How to evaluate numeric value of text expression in one step in Spark SQL?-CodePudding

I start with the following table:

|date       | first_cat  | second_cat | price_change|
|:--------- | :--------- |: --------  |  ----------:|
|30/05/2022 | old        | test_2     |         0.94|
|31/08/2022 | old        | test_3     |         1.24|
|30/05/2022 | old        | test_2     |         0.90|
|31/08/2022 | old        | test_3     |         1.44|
|30/05/2022 | new        | test_1     |         1.94|
|30/06/2022 | new        | test_4     |         0.54|
|31/07/2022 | new        | test_5     |         1.94|
|30/06/2022 | new        | test_4     |         0.96|

I want to proceed to calculate the product of price_change grouped by date, first_cat and second_cat:

|date       | first_cat  | second_cat | price_aggr  |
|:--------- | :--------- |: --------  |  ----------:|
|30/05/2022 | old        | test_2     |     0.94*0.9|
|31/08/2022 | old        | test_3     |    1.24*1.44|
|30/05/2022 | new        | test_1     |         1.94|
|30/06/2022 | new        | test_4     |    0.54*0.96|
|31/07/2022 | new        | test_5     |         1.94|

I did it with:

SELECT
    date,
    first_cat,
    second_cat
    array_join(collect_list(price_change), "*") as price_aggr
FROM my_table
GROUP BY
    date,
    first_cat,
    second_cat

However using that results in having text expression in a table, whereas I would like to have evaluation of that expression, so the desired result is as follows:

|date       | first_cat  | second_cat | price_aggr  |
|:--------- | :--------- |: --------  |  ----------:|
|30/05/2022 | old        | test_2     |        0.846|
|31/08/2022 | old        | test_3     |       1.7856|
|30/05/2022 | new        | test_1     |         1.94|
|30/06/2022 | new        | test_4     |       0.5184|
|31/07/2022 | new        | test_5     |         1.94|

I saw some ideas, but they use 'Pandas' and other methods that fall outside Spark SQL: Cumulative product in Spark

I need to do it in Spark SQL alone, I'd like to avoid conversion to Pandas and UDFs.

Many thanks!

CodePudding user response：

You need to aggregate price_change by multiplying all values within groups.

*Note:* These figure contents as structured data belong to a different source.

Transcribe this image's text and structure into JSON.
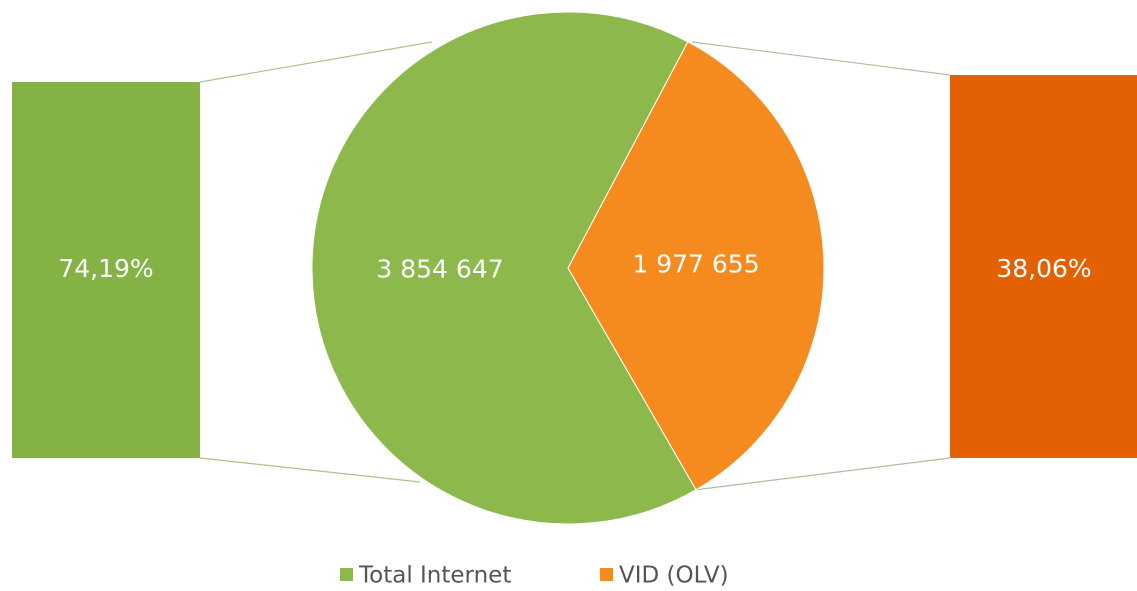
{
  "chart_data": {
    "type": "pie",
    "categories": [
      "Total Internet",
      "VID (OLV)"
    ],
    "values": [
      3854647,
      1977655
    ],
    "value_labels": [
      "3 854 647",
      "1 977 655"
    ],
    "colors": [
      "#8cb84c",
      "#f58a1f"
    ],
    "shares": [
      74.19,
      38.06
    ],
    "share_labels": [
      "74,19%",
      "38,06%"
    ],
    "share_colors": [
      "#84b245",
      "#e36103"
    ],
    "legend": "bottom"
  }
}
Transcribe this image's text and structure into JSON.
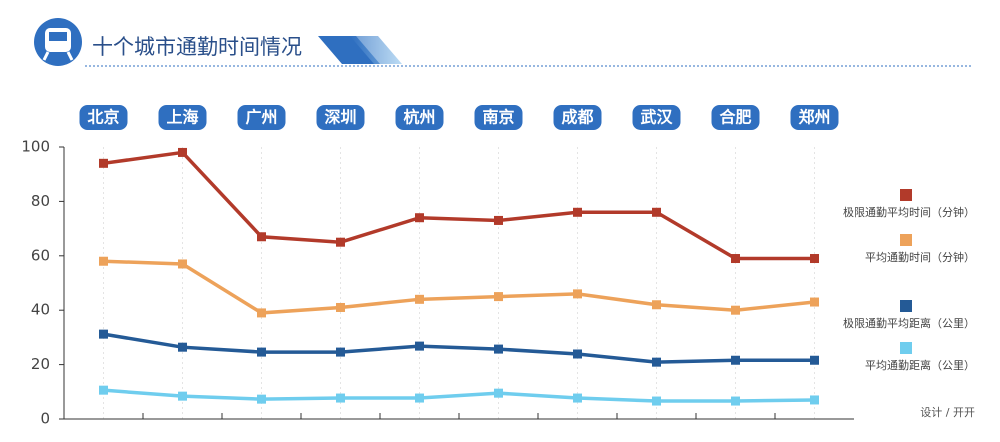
{
  "chart_data": {
    "type": "line",
    "title": "十个城市通勤时间情况",
    "credit": "设计 / 开开",
    "categories": [
      "北京",
      "上海",
      "广州",
      "深圳",
      "杭州",
      "南京",
      "成都",
      "武汉",
      "合肥",
      "郑州"
    ],
    "series": [
      {
        "name": "极限通勤平均时间（分钟）",
        "color": "#b23a2a",
        "values": [
          94,
          98,
          67,
          65,
          74,
          73,
          76,
          76,
          59,
          59
        ]
      },
      {
        "name": "平均通勤时间（分钟）",
        "color": "#eda25a",
        "values": [
          58,
          57,
          39,
          41,
          44,
          45,
          46,
          42,
          40,
          43
        ]
      },
      {
        "name": "极限通勤平均距离（公里）",
        "color": "#245a96",
        "values": [
          31.2,
          26.4,
          24.6,
          24.6,
          26.8,
          25.7,
          23.9,
          20.9,
          21.6,
          21.6
        ]
      },
      {
        "name": "平均通勤距离（公里）",
        "color": "#6fcdee",
        "values": [
          10.6,
          8.4,
          7.3,
          7.7,
          7.7,
          9.5,
          7.7,
          6.6,
          6.6,
          7.0
        ]
      }
    ],
    "ylim": [
      0,
      100
    ],
    "yticks": [
      0,
      20,
      40,
      60,
      80,
      100
    ],
    "grid": true
  }
}
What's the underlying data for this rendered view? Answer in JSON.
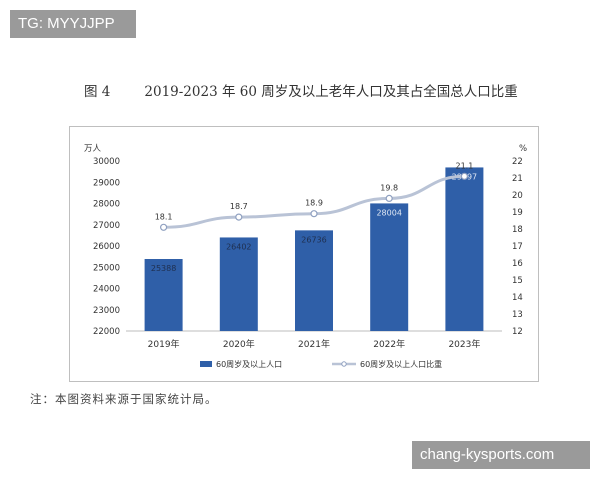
{
  "watermark_top": "TG: MYYJJPP",
  "watermark_bottom": "chang-kysports.com",
  "figure": {
    "label": "图 4",
    "title": "2019-2023 年 60 周岁及以上老年人口及其占全国总人口比重"
  },
  "note": "注：本图资料来源于国家统计局。",
  "chart_data": {
    "type": "bar+line",
    "categories": [
      "2019年",
      "2020年",
      "2021年",
      "2022年",
      "2023年"
    ],
    "series": [
      {
        "name": "60周岁及以上人口",
        "kind": "bar",
        "axis": "left",
        "values": [
          25388,
          26402,
          26736,
          28004,
          29697
        ],
        "color": "#2f5fa8"
      },
      {
        "name": "60周岁及以上人口比重",
        "kind": "line",
        "axis": "right",
        "values": [
          18.1,
          18.7,
          18.9,
          19.8,
          21.1
        ],
        "color": "#b9c3d6"
      }
    ],
    "y_left": {
      "unit": "万人",
      "range": [
        22000,
        30000
      ],
      "ticks": [
        22000,
        23000,
        24000,
        25000,
        26000,
        27000,
        28000,
        29000,
        30000
      ]
    },
    "y_right": {
      "unit": "%",
      "range": [
        12,
        22
      ],
      "ticks": [
        12,
        13,
        14,
        15,
        16,
        17,
        18,
        19,
        20,
        21,
        22
      ]
    },
    "legend": {
      "position": "bottom"
    },
    "grid": false
  }
}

With UDF and Dataframe API it's pretty straightforward:

val product = udf { pcs: Seq[Double] => pcs.reduce(_ * _) }
my_table.groupBy($"date", "$first_cat", $"second_cat")
  .agg(product(collect_list($"price_change")).as("price_aggr"))
  .show

You can go with SQL also:

val product = udf { pcs: Seq[Double] => pcs.reduce(_ * _) }
spark.udf.register("product", product)
spark.sql("""
  SELECT date, first_cat, second_cat, product(collect_list(price_change))      
    FROM my_table
   GROUP BY date, first_cat, second_cat
""").show

Well... if you strictly want to avoid UDFs and less care about readability this will work too:

SELECT date, first_cat, second_cat,
       exp(sum(ln(price_change))) as price_aggr      
  FROM my_table
 GROUP BY date, first_cat, second_cat;

It makes use of simple transformation - addition of natural logarithms of two numbers, then expotentiating them is equivalent to multiplication (->reading). It's not super readable and beware of potential precision loss - your choice.